The accuracy is pretty high even reducing everything down to just one dimension which is pretty impressive. I show with some jitter below.

fitted_model = model.fit(scale_train, trainY)

one_d_train = fitted_model.transform(scale_train)
one_d_train = pd.DataFrame(one_d_train, columns = ['X'])
one_d_train['Label'] = trainY.values

jitter = np.random.random(one_d_train.shape[0])

fig, axs = plt.subplots(ncols=2)

fig.set_size_inches(15, 6)
# df['korisnika'].plot(ax=axs[0])
# df['osiguranika'].plot(ax=axs[1])

sns.scatterplot(data=one_d_train, x = 'X', y=jitter,  hue="Label", hue_order = ['No', 'Yes'], ax = axs[0])

one_d_test = fitted_model.transform(scale_test)
one_d_test = pd.DataFrame(one_d_test, columns = ['X'])
one_d_test['Label'] = testY.values

jitter = np.random.random(one_d_test.shape[0])

sns.scatterplot(data=one_d_test, x = 'X', y=jitter,  hue="Label", hue_order = ['No', 'Yes'], ax = axs[1])

<matplotlib.axes._subplots.AxesSubplot at 0x7ffca2b77490>






<matplotlib.axes._subplots.AxesSubplot at 0x7ffca58f45d0>

But how does this compare to XGBoost?

from xgboost import XGBClassifier
from xgboost import plot_importance

model = XGBClassifier()
model.fit(trainX, trainY)

train_xgb_preds = model.predict(trainX)
test_xgb_preds = model.predict(testX)

sm.confusion_matrix(train_xgb_preds, trainY)
print(f'Test Accuracy: {round(sm.accuracy_score(train_xgb_preds, trainY),3)*100}%')

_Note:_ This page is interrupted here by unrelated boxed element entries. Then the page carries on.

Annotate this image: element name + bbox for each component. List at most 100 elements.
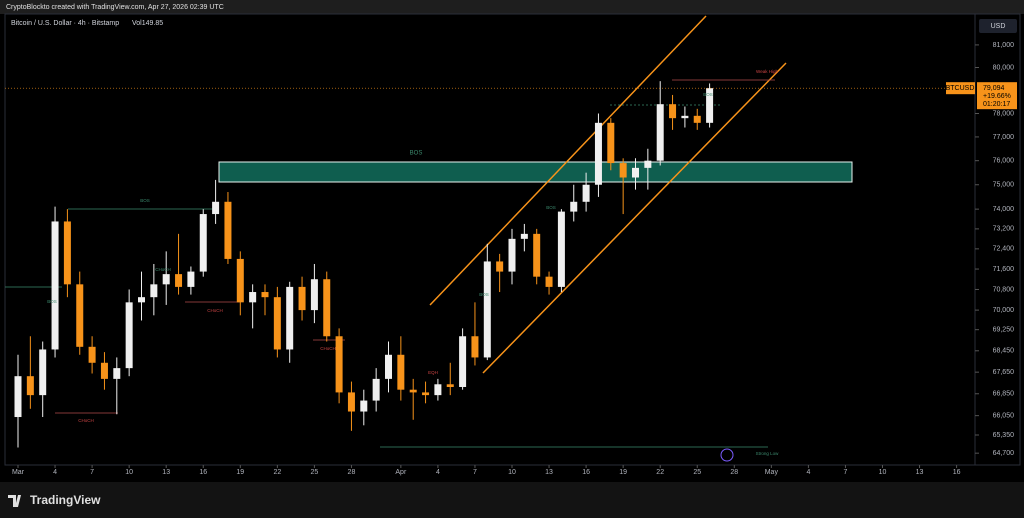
countdown: 01:20:17 — [983, 101, 1010, 108]
candle-body — [286, 286, 294, 350]
candle-body — [483, 261, 491, 358]
x-tick-label: 28 — [730, 469, 738, 476]
x-tick-label: 22 — [273, 469, 281, 476]
candle-body — [545, 276, 553, 287]
x-tick-label: 10 — [125, 469, 133, 476]
candle-body — [594, 122, 602, 185]
candle-body — [459, 336, 467, 387]
last-price-label: 79,094 — [983, 85, 1005, 92]
candle-body — [224, 201, 232, 259]
candle-body — [273, 297, 281, 350]
candle-body — [372, 378, 380, 401]
y-tick-label: 66,850 — [993, 391, 1015, 398]
candle-body — [644, 160, 652, 168]
x-tick-label: 22 — [656, 469, 664, 476]
annotation: BOS — [410, 151, 423, 157]
annotation: CHoCH — [207, 308, 223, 313]
x-tick-label: 4 — [806, 469, 810, 476]
y-tick-label: 76,000 — [993, 158, 1015, 165]
x-tick-label: 16 — [582, 469, 590, 476]
candle-body — [261, 292, 269, 298]
annotation: EQH — [428, 370, 438, 375]
candle-body — [113, 368, 121, 379]
x-tick-label: Mar — [12, 469, 25, 476]
y-tick-label: 70,000 — [993, 307, 1015, 314]
candle-body — [619, 163, 627, 178]
brand-logo — [8, 495, 21, 507]
annotation: Strong Low — [756, 451, 780, 456]
candle-body — [669, 104, 677, 119]
candle-body — [570, 201, 578, 212]
annotation: Weak High — [756, 69, 778, 74]
candle-body — [681, 115, 689, 119]
x-tick-label: 19 — [619, 469, 627, 476]
candle-body — [236, 258, 244, 303]
candle-body — [385, 354, 392, 379]
candle-body — [496, 261, 504, 272]
y-tick-label: 78,000 — [993, 110, 1015, 117]
candle-body — [323, 279, 331, 337]
candle-body — [422, 392, 430, 396]
candle-body — [557, 211, 565, 287]
candle-body — [39, 349, 47, 396]
volume-label: Vol149.85 — [132, 20, 163, 27]
supply-zone — [218, 161, 853, 183]
candle-body — [162, 274, 170, 285]
event-icon — [720, 448, 734, 462]
candle-body — [212, 201, 220, 215]
symbol-tag — [946, 82, 975, 95]
header-bar — [0, 0, 1024, 14]
channel-upper — [429, 15, 707, 306]
candle-body — [582, 184, 590, 202]
annotation: BOS — [479, 292, 489, 297]
y-tick-label: 70,800 — [993, 286, 1015, 293]
candle-body — [347, 392, 355, 412]
x-tick-label: 13 — [545, 469, 553, 476]
y-tick-label: 73,200 — [993, 226, 1015, 233]
candle-body — [199, 214, 207, 272]
candle-body — [693, 115, 701, 123]
y-tick-label: 71,600 — [993, 266, 1015, 273]
x-tick-label: Apr — [395, 469, 407, 476]
candle-body — [63, 221, 71, 285]
x-tick-label: 10 — [879, 469, 887, 476]
change-label: +19.66% — [983, 93, 1011, 100]
x-tick-label: 28 — [348, 469, 356, 476]
footer-bar — [0, 482, 1024, 518]
y-tick-label: 67,650 — [993, 369, 1015, 376]
candle-body — [51, 221, 59, 350]
x-tick-label: 4 — [53, 469, 57, 476]
y-tick-label: 66,050 — [993, 412, 1015, 419]
candle-body — [656, 104, 664, 161]
x-tick-label: 7 — [843, 469, 847, 476]
candle-body — [533, 233, 541, 277]
candle-body — [508, 238, 516, 272]
candle-body — [150, 284, 158, 298]
candle-body — [76, 284, 84, 347]
candle-body — [397, 354, 405, 390]
candle-body — [138, 297, 145, 303]
candle-body — [249, 292, 257, 303]
y-tick-label: 72,400 — [993, 246, 1015, 253]
price-tag — [977, 82, 1017, 110]
candle-body — [632, 167, 639, 178]
candle-body — [471, 336, 479, 358]
x-tick-label: 7 — [90, 469, 94, 476]
x-tick-label: May — [765, 469, 779, 476]
y-tick-label: 65,350 — [993, 432, 1015, 439]
annotation: BOS — [47, 299, 57, 304]
brand: TradingView — [30, 493, 101, 507]
y-tick-label: 64,700 — [993, 450, 1015, 457]
x-tick-label: 13 — [916, 469, 924, 476]
candle-body — [607, 122, 615, 164]
y-tick-label: 75,000 — [993, 182, 1015, 189]
annotation: CHoCH — [320, 346, 336, 351]
currency-box — [979, 19, 1017, 33]
candle-body — [335, 336, 343, 393]
annotation: CHoCH — [78, 418, 94, 423]
chart-title: Bitcoin / U.S. Dollar · 4h · Bitstamp — [11, 20, 119, 27]
x-tick-label: 13 — [162, 469, 170, 476]
candle-body — [520, 233, 528, 239]
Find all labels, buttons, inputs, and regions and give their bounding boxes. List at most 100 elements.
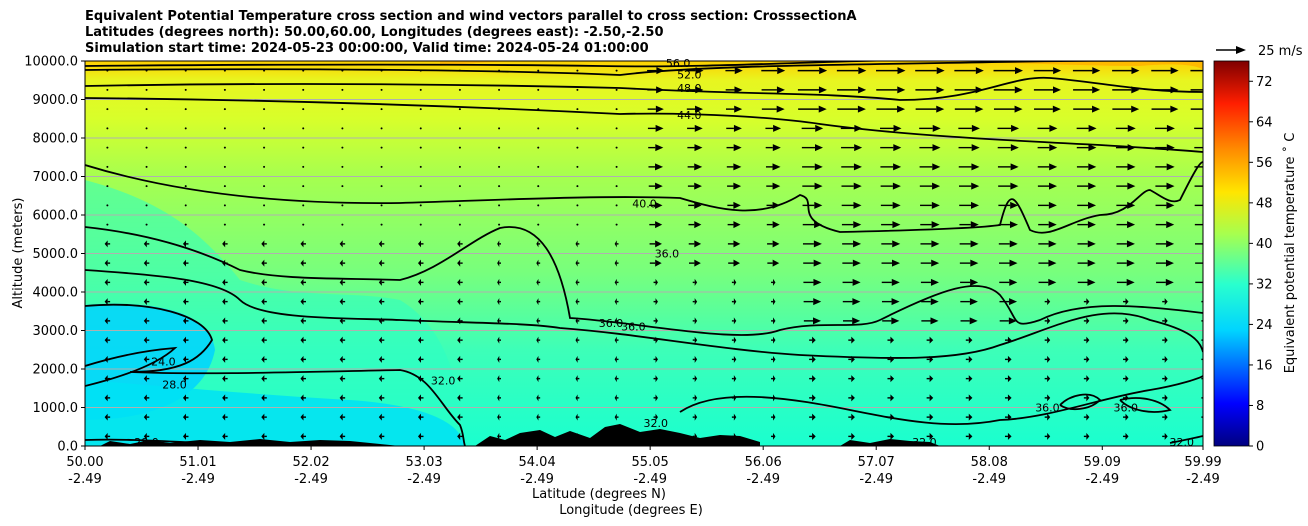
wind-vector <box>419 146 422 149</box>
wind-vector-head <box>733 394 737 402</box>
wind-vector-head <box>300 336 304 344</box>
wind-vector <box>380 185 383 188</box>
wind-vector-head <box>890 375 895 383</box>
wind-vector-head <box>773 355 776 363</box>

sm.confusion_matrix(test_xgb_preds, testY)
print(f'Test Accuracy: {round(sm.accuracy_score(test_xgb_preds, testY),3)*100}%')

XGBClassifier(base_score=0.5, booster='gbtree', colsample_bylevel=1,
              colsample_bynode=1, colsample_bytree=1, gamma=0, gpu_id=-1,
              importance_type='gain', interaction_constraints='',
              learning_rate=0.300000012, max_delta_step=0, max_depth=6,
              min_child_weight=1, missing=nan, monotone_constraints='()',
              n_estimators=100, n_jobs=4, num_parallel_tree=1,
              objective='binary:logistic', random_state=0, reg_alpha=0,
              reg_lambda=1, scale_pos_weight=1, subsample=1,
              tree_method='exact', use_label_encoder=True,
              validate_parameters=1, verbosity=None)






array([[915,   0],
       [  0, 187]])



Test Accuracy: 100.0%





array([[311,  35],
       [  7,  15]])



Test Accuracy: 88.6%

Untrained, XGBoost classifies the training data perfectly but is actually outperformed by LDA on the test data. I suspect a simple grid search would amerliorate this. First, however I want to compare the feature imporance in the two jobs.

ax = plot_importance(model)
fig = ax.figure
fig.set_size_inches(10, 10)

lda_features

Interestingly LDA shows the monthly and hourly rates having some of the lowest feature importance while XGBoost has them among the highest.